Bagikan:

JAKARTA - Pemimpin militer Myanmar pada Hari Senin mendesak para pengkritiknya di luar negeri untuk mendukung rencana junta militer mengembalikan demokrasi di negara itu, alih-alih berpihak pada gerakan perlawanan yang ia sebut sebagai "teroris" yang bertekad untuk menghancurkan negara tersebut.

Berbicara pada parade tahunan Hari Angkatan Bersenjata, Jenderal Senior Min Aung Hlaing mengatakan kecaman internasional terhadap pemerintahan militernya, didasarkan pada narasi palsu yang dibuat oleh Pemerintah Persatuan Nasional bayangan (NUG). 

Dikatakan, pemilu yang rencananya digelar junta militer pada Bulan Agustus, direspons secara luas sebagai 'akal-akalan', dengan partai-partai proksi militer yang kalah dalam dua pemilu sebelumnya, kemungkinan akan mendominasi.

"Militer dan pemerintah perlu mengambil tindakan terhadap kelompok-kelompok teroris yang mencoba menghancurkan negara dan membunuh orang-orang," kata Jenderal Senior Min Aung Hlaing, melansir Reuters 27 Maret.

Jenderal Senior Min Aung Hlaing dalam pidatonya mengatakan, kedaulatan Myanmar harus dihormati, menekankan "tindakan yang sah akan diambil secara tegas" terhadap para teroris, dengan darurat militer yang akan diberlakukan di daerah-daerah penting yang perlu dikendalikan.

"Saya ingin mendesak komunitas internasional untuk berkolaborasi dengan semua upaya pemerintah saat ini dengan bijaksana, untuk berada di jalan yang benar menuju demokrasi," sambungnya.

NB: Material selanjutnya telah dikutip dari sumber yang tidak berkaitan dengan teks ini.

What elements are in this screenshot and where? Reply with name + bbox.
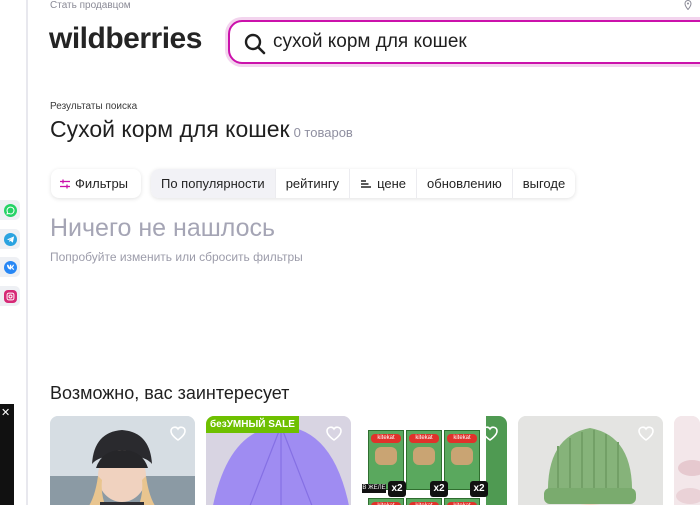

Diketahui, kudeta pada 1 Februari 2021 mengakhiri mengakhiri satu dekade demokrasi tentatif dan pembangunan ekonomi yang belum pernah terjadi sebelumnya di Myanmar, yang telah berada di bawah kekuasaan militer selama lima dari enam dekade terakhir.

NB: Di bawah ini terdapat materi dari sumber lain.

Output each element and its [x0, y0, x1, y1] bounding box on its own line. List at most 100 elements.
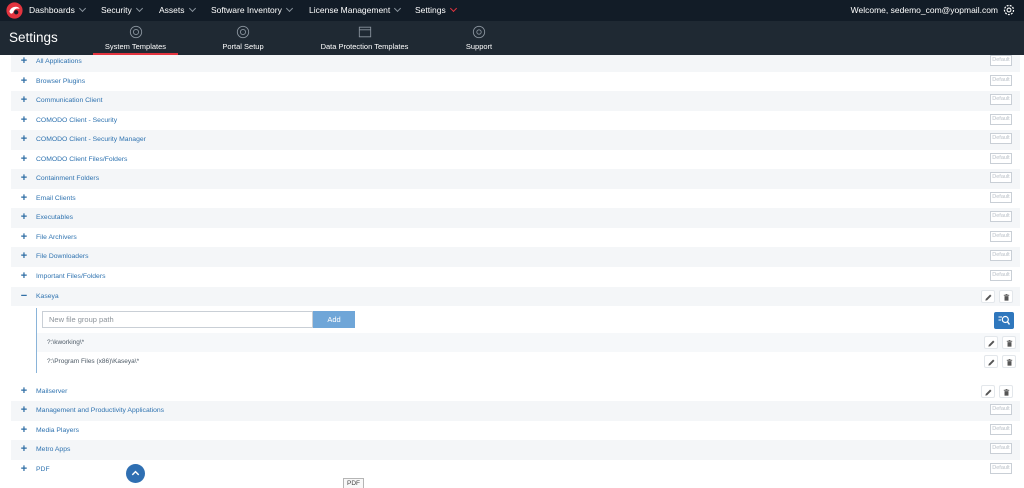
list-item[interactable]: + Browser Plugins Default: [11, 72, 1020, 92]
add-button[interactable]: Add: [313, 311, 355, 328]
default-button[interactable]: Default: [990, 113, 1012, 125]
chevron-down-icon: [188, 4, 196, 13]
edit-button[interactable]: [981, 289, 995, 303]
default-button[interactable]: Default: [990, 423, 1012, 435]
delete-button[interactable]: [999, 384, 1013, 398]
path-row[interactable]: ?:\Program Files (x86)\Kaseya\*: [37, 352, 1020, 371]
nav-settings-label: Settings: [415, 5, 446, 15]
group-name: File Downloaders: [36, 253, 89, 260]
list-item[interactable]: + Management and Productivity Applicatio…: [11, 401, 1020, 421]
list-item[interactable]: + File Archivers Default: [11, 228, 1020, 248]
list-item[interactable]: + Important Files/Folders Default: [11, 267, 1020, 287]
tab-portal-setup[interactable]: Portal Setup: [208, 21, 278, 55]
tab-support[interactable]: Support: [455, 21, 503, 55]
default-button[interactable]: Default: [990, 74, 1012, 86]
default-button[interactable]: Default: [990, 443, 1012, 454]
default-button[interactable]: Default: [990, 211, 1012, 222]
nav-license-management[interactable]: License Management: [309, 0, 402, 21]
list-item[interactable]: + All Applications Default: [11, 55, 1020, 72]
group-name: Browser Plugins: [36, 77, 86, 85]
expand-plus-icon[interactable]: +: [19, 250, 29, 262]
list-item[interactable]: + Containment Folders Default: [11, 169, 1020, 189]
tab-label: Data Protection Templates: [320, 42, 409, 51]
file-groups-list: + All Applications Default + Browser Plu…: [11, 55, 1020, 488]
nav-security-label: Security: [101, 5, 132, 15]
expand-plus-icon[interactable]: +: [19, 94, 29, 106]
delete-button[interactable]: [999, 289, 1013, 303]
default-button[interactable]: Default: [990, 404, 1012, 415]
chevron-down-icon: [78, 4, 86, 13]
default-button[interactable]: Default: [990, 133, 1012, 144]
expand-plus-icon[interactable]: +: [19, 133, 29, 145]
edit-button[interactable]: [981, 384, 995, 398]
list-item[interactable]: + Media Players Default: [11, 421, 1020, 441]
expand-plus-icon[interactable]: +: [19, 114, 29, 126]
group-name: File Archivers: [36, 233, 77, 241]
file-group-path-input[interactable]: [42, 311, 313, 328]
search-paths-button[interactable]: [994, 312, 1014, 329]
expand-plus-icon[interactable]: +: [19, 443, 29, 455]
list-item[interactable]: + COMODO Client - Security Manager Defau…: [11, 130, 1020, 150]
list-item[interactable]: + Metro Apps Default: [11, 440, 1020, 460]
expand-plus-icon[interactable]: +: [19, 424, 29, 436]
default-button[interactable]: Default: [990, 94, 1012, 105]
default-button[interactable]: Default: [990, 250, 1012, 261]
expand-plus-icon[interactable]: +: [19, 211, 29, 223]
collapse-minus-icon[interactable]: −: [19, 290, 29, 302]
path-row[interactable]: ?:\kworking\*: [37, 333, 1020, 352]
list-item[interactable]: + COMODO Client - Security Default: [11, 111, 1020, 131]
edit-button[interactable]: [984, 355, 998, 368]
expand-plus-icon[interactable]: +: [19, 75, 29, 87]
list-item[interactable]: + Email Clients Default: [11, 189, 1020, 209]
pencil-icon: [985, 389, 992, 396]
default-button[interactable]: Default: [990, 191, 1012, 203]
expand-plus-icon[interactable]: +: [19, 192, 29, 204]
group-name: Containment Folders: [36, 175, 100, 182]
expand-plus-icon[interactable]: +: [19, 153, 29, 165]
expand-plus-icon[interactable]: +: [19, 172, 29, 184]
edit-button[interactable]: [984, 336, 998, 349]
chevron-up-icon: [131, 470, 140, 476]
list-item-kaseya[interactable]: − Kaseya: [11, 286, 1020, 306]
group-name: Media Players: [36, 426, 80, 434]
tab-system-templates[interactable]: System Templates: [93, 21, 178, 55]
pencil-icon: [988, 340, 995, 347]
default-button[interactable]: Default: [990, 462, 1012, 474]
delete-button[interactable]: [1002, 355, 1016, 368]
nav-settings[interactable]: Settings: [415, 0, 457, 21]
nav-assets[interactable]: Assets: [159, 0, 196, 21]
default-button[interactable]: Default: [990, 172, 1012, 183]
expand-plus-icon[interactable]: +: [19, 55, 29, 67]
list-item[interactable]: + Executables Default: [11, 208, 1020, 228]
default-button[interactable]: Default: [990, 230, 1012, 242]
nav-security[interactable]: Security: [101, 0, 143, 21]
list-item[interactable]: + PDF Default: [11, 460, 1020, 480]
list-item-mailserver[interactable]: + Mailserver: [11, 382, 1020, 402]
expand-plus-icon[interactable]: +: [19, 404, 29, 416]
list-item[interactable]: + Communication Client Default: [11, 91, 1020, 111]
scroll-to-top-button[interactable]: [126, 464, 145, 483]
path-text: ?:\Program Files (x86)\Kaseya\*: [47, 358, 140, 365]
expand-plus-icon[interactable]: +: [19, 385, 29, 397]
tab-data-protection-templates[interactable]: Data Protection Templates: [312, 21, 417, 55]
delete-button[interactable]: [1002, 336, 1016, 349]
expand-plus-icon[interactable]: +: [19, 270, 29, 282]
expand-plus-icon[interactable]: +: [19, 231, 29, 243]
nav-dashboards-label: Dashboards: [29, 5, 75, 15]
comodo-logo-icon[interactable]: [6, 2, 23, 19]
list-item[interactable]: + File Downloaders Default: [11, 247, 1020, 267]
group-name: Executables: [36, 214, 74, 221]
default-button[interactable]: Default: [990, 269, 1012, 281]
page-title: Settings: [9, 30, 58, 45]
default-button[interactable]: Default: [990, 152, 1012, 164]
nav-software-inventory[interactable]: Software Inventory: [211, 0, 293, 21]
list-item[interactable]: + COMODO Client Files/Folders Default: [11, 150, 1020, 170]
nav-dashboards[interactable]: Dashboards: [29, 0, 86, 21]
trash-icon: [1006, 359, 1013, 366]
gear-icon: [236, 25, 250, 39]
expand-plus-icon[interactable]: +: [19, 463, 29, 475]
trash-icon: [1003, 293, 1010, 301]
welcome-user-text[interactable]: Welcome, sedemo_com@yopmail.com: [851, 0, 998, 21]
default-button[interactable]: Default: [990, 55, 1012, 66]
gear-icon[interactable]: [1002, 3, 1016, 17]
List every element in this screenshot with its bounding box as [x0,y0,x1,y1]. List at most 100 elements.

Banyak partai politik yang telah dihancurkan atau menolak untuk ikut serta dalam pemilu, dan beberapa di antaranya berpihak pada NUG, yang mencari dukungan internasional dan mendukung milisi yang berada di balik serangan gerilya terhadap pasukan keamanan.

Sementara, kelompok-kelompok hak asasi manusia menuduh militer melakukan kekejaman dalam operasi melawan para pejuang pemberontak, termasuk serangan terhadap penduduk sipil. Perserikatan Bangsa-Bangsa (PBB) mengatakan sedikitnya 1,2 juta orang telah mengungsi.

Sementara itu, junta militer mengatakan sasaran tindakan merekan menargetkan teroris, bukan warga sipil.